Annual global financial impact of malware-based cybercrime amounts to about $100 billion.

So, I don’t know how much money we lose because of that, because cyber criminals don’t report their financial figures. I am sure Gartner4 doesn’t have reports from cybercrime gangs. However, we tried to count, to approximate the financial impact, and we got the number – 100 billion dollars. And this is only from the cybercrime based on malware. Spam, credit cards, trading counterfeit stuff – it’s not counted. Only the cybercrime business which is based on malware costs global economy at least 100 billion dollars a year. So, if it’s 500 billion per all cyber crime, I am not surprised. And compared with that disaster in Japan, they said it was about 300-billion-dollar impact – every year we have at least one tsunami impact on the global economy.

To be continued…
 

1Script kiddie is a derogatory term used to describe those who use scripts or programs developed by others to attack computer systems and networks and deface websites.

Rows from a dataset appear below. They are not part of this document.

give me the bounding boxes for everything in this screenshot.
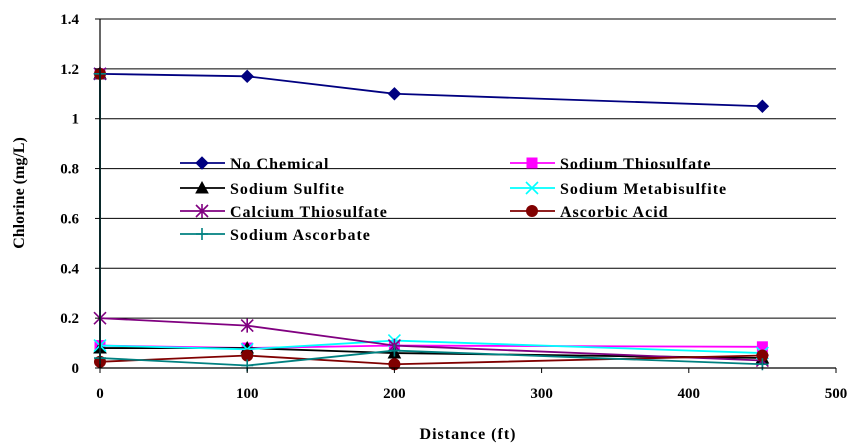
y-tick-label-1: 0.2 xyxy=(60,311,79,327)
y-axis-label: Chlorine (mg/L) xyxy=(11,137,28,249)
legend-marker-5 xyxy=(526,205,538,217)
legend: No Chemical Sodium Thiosulfate Sodium Sulf… xyxy=(180,156,727,244)
legend-item-1: Sodium Thiosulfate xyxy=(510,156,712,173)
y-tick-label-2: 0.4 xyxy=(60,261,79,277)
x-axis-label: Distance (ft) xyxy=(420,426,517,443)
y-tick-label-0: 0 xyxy=(72,361,80,377)
legend-marker-3 xyxy=(525,181,539,195)
y-tick-label-3: 0.6 xyxy=(60,211,79,227)
legend-item-4: Calcium Thiosulfate xyxy=(180,204,388,221)
legend-item-6: Sodium Ascorbate xyxy=(180,227,371,244)
x-tick-label-2: 200 xyxy=(383,386,406,402)
axes xyxy=(95,18,837,373)
legend-marker-0 xyxy=(195,156,209,170)
legend-marker-2 xyxy=(195,180,209,194)
legend-label-6: Sodium Ascorbate xyxy=(230,227,371,244)
legend-marker-1 xyxy=(526,157,538,169)
series-0 xyxy=(93,67,770,113)
y-tick-label-6: 1.2 xyxy=(60,62,79,78)
data-point-4-2 xyxy=(240,318,254,333)
legend-marker-6 xyxy=(196,228,208,240)
data-point-0-2 xyxy=(387,87,402,101)
legend-label-3: Sodium Metabisulfite xyxy=(560,181,727,198)
legend-item-2: Sodium Sulfite xyxy=(180,180,345,198)
x-tick-label-3: 300 xyxy=(530,386,553,402)
y-tick-label-7: 1.4 xyxy=(60,12,79,28)
series-line-0 xyxy=(99,72,763,108)
x-tick-label-0: 0 xyxy=(96,386,104,402)
legend-label-4: Calcium Thiosulfate xyxy=(230,204,388,221)
x-tick-label-5: 500 xyxy=(825,386,848,402)
x-tick-label-1: 100 xyxy=(236,386,259,402)
legend-label-1: Sodium Thiosulfate xyxy=(560,156,712,173)
data-point-0-3 xyxy=(755,99,770,113)
gridlines xyxy=(100,18,836,369)
y-tick-label-4: 0.8 xyxy=(60,162,79,178)
legend-item-3: Sodium Metabisulfite xyxy=(510,181,727,198)
data-point-0-1 xyxy=(240,69,254,84)
legend-label-0: No Chemical xyxy=(230,156,329,173)
legend-label-2: Sodium Sulfite xyxy=(230,181,345,198)
legend-item-5: Ascorbic Acid xyxy=(510,204,669,221)
y-tick-label-5: 1 xyxy=(72,112,80,128)
legend-item-0: No Chemical xyxy=(180,156,329,173)
x-tick-label-4: 400 xyxy=(678,386,701,402)
data-point-5-2 xyxy=(241,349,254,362)
tick-labels: 0 0.2 0.4 0.6 0.8 1 1.2 1.4 0 100 200 300 400 500 xyxy=(60,12,847,402)
data-point-6-3 xyxy=(388,344,401,357)
legend-marker-4 xyxy=(195,204,209,218)
legend-label-5: Ascorbic Acid xyxy=(560,204,669,221)
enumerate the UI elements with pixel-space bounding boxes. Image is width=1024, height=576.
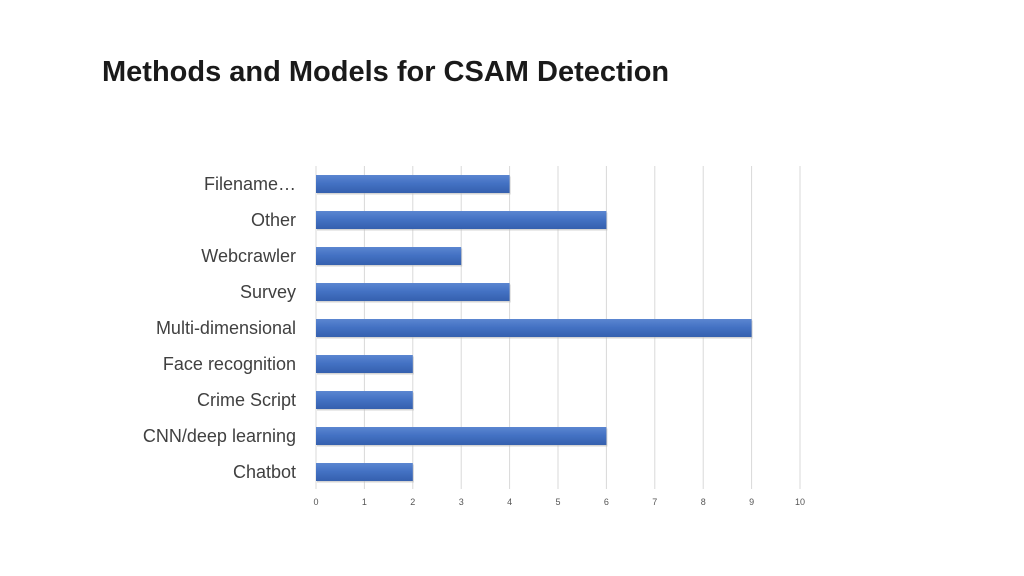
bar bbox=[316, 247, 462, 265]
category-label: Multi-dimensional bbox=[156, 318, 296, 338]
bar bbox=[316, 463, 413, 481]
bar bbox=[316, 319, 752, 337]
category-label: Face recognition bbox=[163, 354, 296, 374]
x-tick-label: 8 bbox=[701, 497, 706, 507]
category-label: Other bbox=[251, 210, 296, 230]
x-tick-label: 4 bbox=[507, 497, 512, 507]
category-label: CNN/deep learning bbox=[143, 426, 296, 446]
x-axis-ticks: 0 1 2 3 4 5 6 7 8 9 10 bbox=[313, 497, 805, 507]
x-tick-label: 5 bbox=[555, 497, 560, 507]
category-label: Chatbot bbox=[233, 462, 296, 482]
bar bbox=[316, 391, 413, 409]
x-tick-label: 6 bbox=[604, 497, 609, 507]
bar bbox=[316, 211, 607, 229]
category-labels: Filename… Other Webcrawler Survey Multi-dime… bbox=[143, 174, 296, 482]
x-tick-label: 2 bbox=[410, 497, 415, 507]
category-label: Filename… bbox=[204, 174, 296, 194]
x-tick-label: 10 bbox=[795, 497, 805, 507]
x-tick-label: 9 bbox=[749, 497, 754, 507]
x-tick-label: 3 bbox=[459, 497, 464, 507]
bar bbox=[316, 355, 413, 373]
category-label: Webcrawler bbox=[201, 246, 296, 266]
x-tick-label: 1 bbox=[362, 497, 367, 507]
category-label: Survey bbox=[240, 282, 296, 302]
x-tick-label: 0 bbox=[313, 497, 318, 507]
slide-title: Methods and Models for CSAM Detection bbox=[102, 56, 670, 88]
bar bbox=[316, 175, 510, 193]
category-label: Crime Script bbox=[197, 390, 296, 410]
bar bbox=[316, 283, 510, 301]
x-tick-label: 7 bbox=[652, 497, 657, 507]
bar bbox=[316, 427, 607, 445]
bars bbox=[316, 175, 753, 483]
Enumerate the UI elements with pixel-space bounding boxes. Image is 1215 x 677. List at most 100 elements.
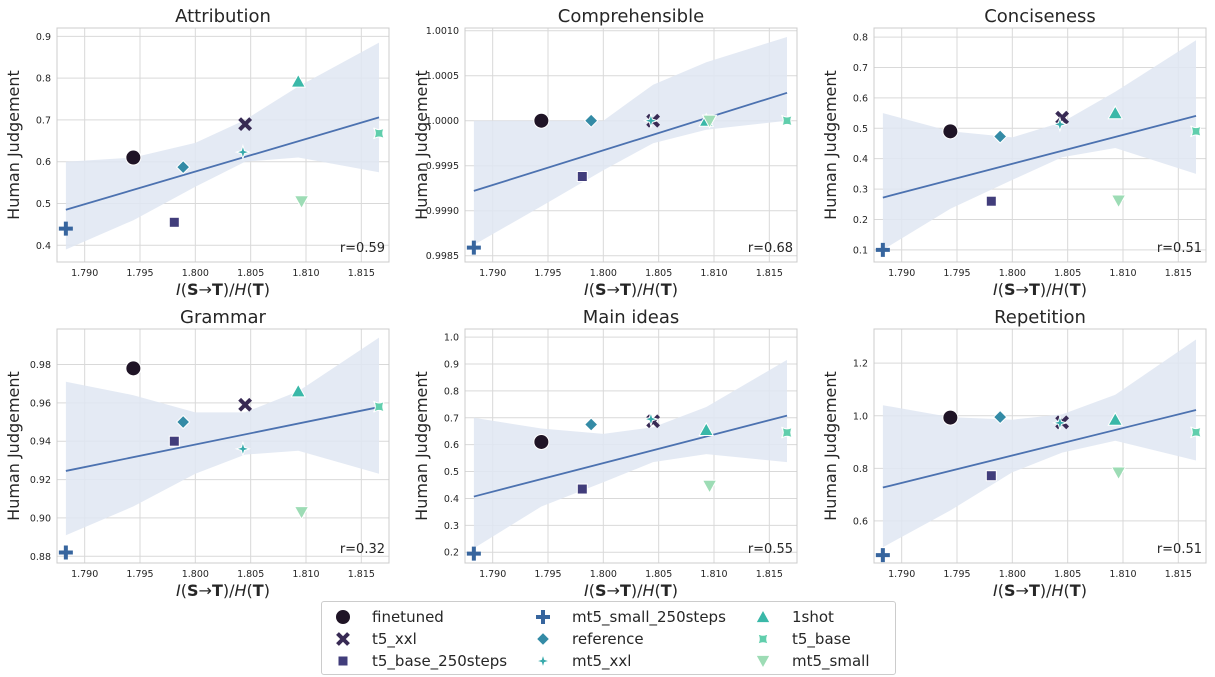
point-1shot	[290, 73, 307, 88]
x-tick-label: 1.815	[348, 268, 375, 279]
x-tick-label: 1.805	[645, 268, 672, 279]
x-tick-label: 1.795	[126, 268, 153, 279]
x-axis-label: I(S→T)/H(T)	[993, 581, 1087, 600]
panel-title: Repetition	[994, 307, 1086, 328]
legend-diamond-icon	[535, 631, 551, 647]
point-mt5_xxl	[234, 440, 252, 458]
x-tick-label: 1.815	[1165, 569, 1192, 580]
y-tick-label: 0.3	[444, 521, 459, 532]
y-tick-label: 0.94	[30, 437, 51, 448]
y-tick-label: 0.6	[444, 440, 459, 451]
point-t5_base_250steps	[168, 435, 180, 447]
y-axis-label: Human Judgement	[821, 70, 840, 220]
x-tick-label: 1.800	[182, 268, 209, 279]
y-tick-label: 0.4	[444, 494, 459, 505]
y-tick-label: 1.0010	[426, 26, 459, 37]
legend-item-t5_base_250steps: t5_base_250steps	[330, 650, 530, 672]
regression-line	[65, 406, 380, 472]
y-tick-label: 1.2	[853, 359, 868, 370]
point-finetuned	[533, 112, 550, 129]
point-mt5_small	[1110, 466, 1127, 481]
legend-label: t5_xxl	[372, 630, 417, 648]
y-tick-label: 0.8	[853, 33, 868, 44]
y-tick-label: 0.92	[30, 475, 51, 486]
point-finetuned	[942, 409, 959, 426]
y-tick-label: 0.2	[853, 215, 868, 226]
point-1shot	[290, 383, 307, 398]
legend-item-t5_base: t5_base	[750, 628, 890, 650]
panel-grammar: 1.790 1.795 1.800 1.805 1.810 1.815 0.88 0.90 0.…	[4, 307, 390, 600]
point-reference	[992, 409, 1008, 425]
x-tick-label: 1.810	[700, 569, 727, 580]
y-axis-label: Human Judgement	[412, 70, 431, 220]
panel-repetition: 1.790 1.795 1.800 1.805 1.810 1.815 0.6 0.8 1.0 1…	[821, 307, 1207, 600]
point-reference	[992, 129, 1008, 144]
x-tick-label: 1.805	[1054, 268, 1081, 279]
confidence-band	[473, 359, 787, 549]
y-tick-label: 1.0	[853, 411, 868, 422]
legend-star4-icon	[534, 652, 552, 670]
legend-marker	[335, 609, 351, 625]
legend-item-mt5_xxl: mt5_xxl	[530, 650, 750, 672]
point-1shot	[1107, 105, 1124, 120]
correlation-annotation: r=0.59	[340, 241, 385, 256]
confidence-band	[882, 339, 1196, 548]
legend-label: mt5_xxl	[572, 652, 632, 670]
legend-item-1shot: 1shot	[750, 606, 890, 628]
point-mt5_small_250steps	[875, 242, 890, 257]
point-reference	[583, 113, 599, 128]
point-mt5_xxl	[642, 112, 660, 129]
y-axis-label: Human Judgement	[821, 371, 840, 521]
regression-line	[473, 91, 788, 192]
panel-title: Attribution	[175, 6, 271, 27]
y-tick-label: 0.5	[853, 124, 868, 135]
axes-frame	[464, 27, 798, 263]
legend-label: t5_base_250steps	[372, 652, 508, 670]
panel-main-ideas: 1.790 1.795 1.800 1.805 1.810 1.815 0.2 0.3 0.4 0…	[412, 307, 798, 600]
legend-plus-icon	[536, 610, 550, 624]
point-1shot	[1107, 411, 1124, 426]
legend-triangle-down-icon	[755, 654, 771, 670]
x-tick-label: 1.805	[645, 569, 672, 580]
y-tick-label: 0.9995	[426, 161, 459, 172]
point-t5_base	[1190, 426, 1202, 439]
legend-item-mt5_small: mt5_small	[750, 650, 890, 672]
point-mt5_small	[1110, 194, 1127, 209]
legend-marker	[755, 608, 771, 624]
x-axis-label: I(S→T)/H(T)	[993, 280, 1087, 299]
confidence-band	[882, 40, 1196, 250]
correlation-annotation: r=0.51	[1157, 241, 1202, 256]
x-tick-label: 1.795	[534, 569, 561, 580]
point-mt5_small	[701, 114, 718, 129]
legend-marker	[534, 652, 552, 670]
y-tick-label: 0.7	[36, 115, 51, 126]
x-tick-label: 1.815	[756, 268, 783, 279]
axes-frame	[56, 328, 390, 564]
legend-label: mt5_small	[792, 652, 870, 670]
point-t5_base_250steps	[985, 195, 997, 207]
x-axis-label: I(S→T)/H(T)	[176, 280, 270, 299]
y-tick-label: 0.90	[30, 513, 51, 524]
y-tick-label: 0.8	[444, 386, 459, 397]
point-mt5_small_250steps	[875, 548, 890, 563]
y-tick-label: 0.5	[444, 467, 459, 478]
point-mt5_xxl	[234, 143, 252, 161]
legend-item-t5_xxl: t5_xxl	[330, 628, 530, 650]
y-tick-label: 0.8	[36, 74, 51, 85]
x-tick-label: 1.790	[888, 268, 915, 279]
legend-x-icon	[336, 632, 350, 646]
y-tick-label: 0.8	[853, 464, 868, 475]
point-t5_base	[781, 426, 793, 439]
point-t5_base	[373, 127, 385, 140]
x-tick-label: 1.795	[943, 569, 970, 580]
legend-label: reference	[572, 630, 644, 648]
correlation-annotation: r=0.55	[748, 542, 793, 557]
panel-title: Main ideas	[583, 307, 680, 328]
point-mt5_small	[701, 479, 718, 494]
x-tick-label: 1.790	[479, 569, 506, 580]
point-mt5_xxl	[1051, 414, 1069, 432]
legend-marker	[755, 654, 771, 670]
point-t5_base	[373, 400, 385, 413]
y-tick-label: 1.0	[444, 333, 459, 344]
x-tick-label: 1.795	[943, 268, 970, 279]
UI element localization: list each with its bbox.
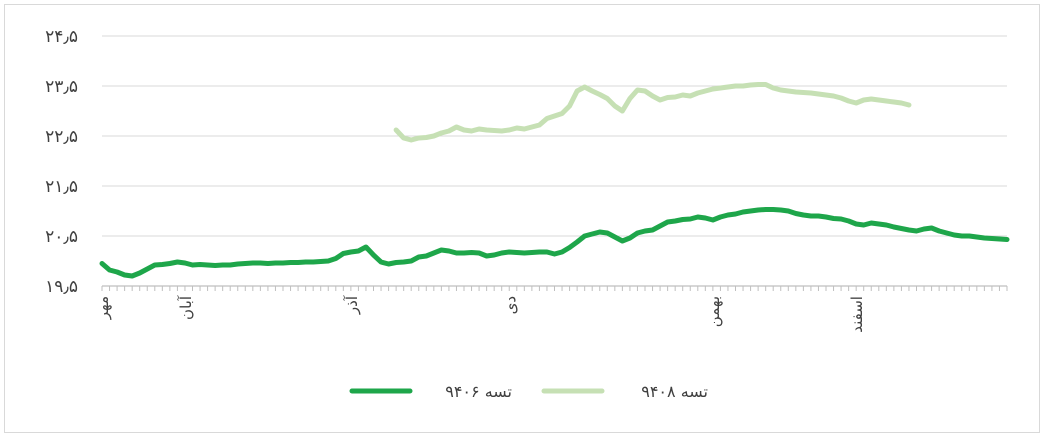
y-tick-label: ۲۲٫۵	[45, 127, 78, 147]
series-line-1	[393, 82, 912, 143]
x-tick-labels: مهر آبان آذر دی بهمن اسفند	[94, 295, 866, 333]
series-lines	[99, 82, 1010, 279]
y-tick-label: ۱۹٫۵	[45, 277, 78, 297]
legend-label-0: تسه ۹۴۰۶	[445, 382, 512, 401]
x-tick-label: بهمن	[705, 296, 723, 327]
y-tick-label: ۲۱٫۵	[45, 177, 78, 197]
y-tick-label: ۲۰٫۵	[45, 227, 78, 247]
y-tick-label: ۲۴٫۵	[45, 27, 78, 47]
legend-label-1: تسه ۹۴۰۸	[641, 382, 708, 401]
x-tick-label: مهر	[94, 296, 112, 320]
chart-frame	[4, 4, 1040, 433]
x-tick-label: آذر	[343, 295, 361, 315]
y-tick-labels: ۱۹٫۵ ۲۰٫۵ ۲۱٫۵ ۲۲٫۵ ۲۳٫۵ ۲۴٫۵	[45, 27, 78, 297]
y-tick-label: ۲۳٫۵	[45, 77, 78, 97]
x-tick-label: آبان	[177, 295, 195, 320]
series-line-0	[99, 207, 1010, 279]
x-tick-label: دی	[501, 296, 519, 314]
x-axis	[101, 285, 1008, 291]
gridlines	[102, 35, 1007, 237]
x-tick-label: اسفند	[848, 296, 866, 333]
legend: تسه ۹۴۰۶ تسه ۹۴۰۸	[349, 382, 708, 401]
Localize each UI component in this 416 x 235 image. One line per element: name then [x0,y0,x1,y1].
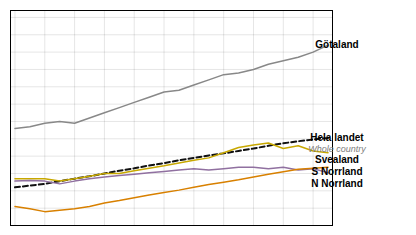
svg-text:Whole country: Whole country [308,144,366,154]
svg-text:Svealand: Svealand [315,154,359,165]
svg-text:Hela landet: Hela landet [310,132,364,143]
svg-text:Götaland: Götaland [315,39,358,50]
svg-text:N Norrland: N Norrland [311,178,363,189]
svg-text:S Norrland: S Norrland [311,166,362,177]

2Botnet is a collection of compromised computers, each of which is known as a ‘bot’, connected to the Internet and used for cybercrime purposes.

3Conficker, also known as Downup, Downadup and Kido, is a computer worm targeting the Microsoft Windows operating system that was first detected in November 2008. It uses flaws in Windows software and dictionary attacks on administrator passwords to propagate while forming a botnet.

4Gartner, Inc. (NYSE: IT) is an information technology research and advisory firm headquartered in Stamford, Connecticut, United States.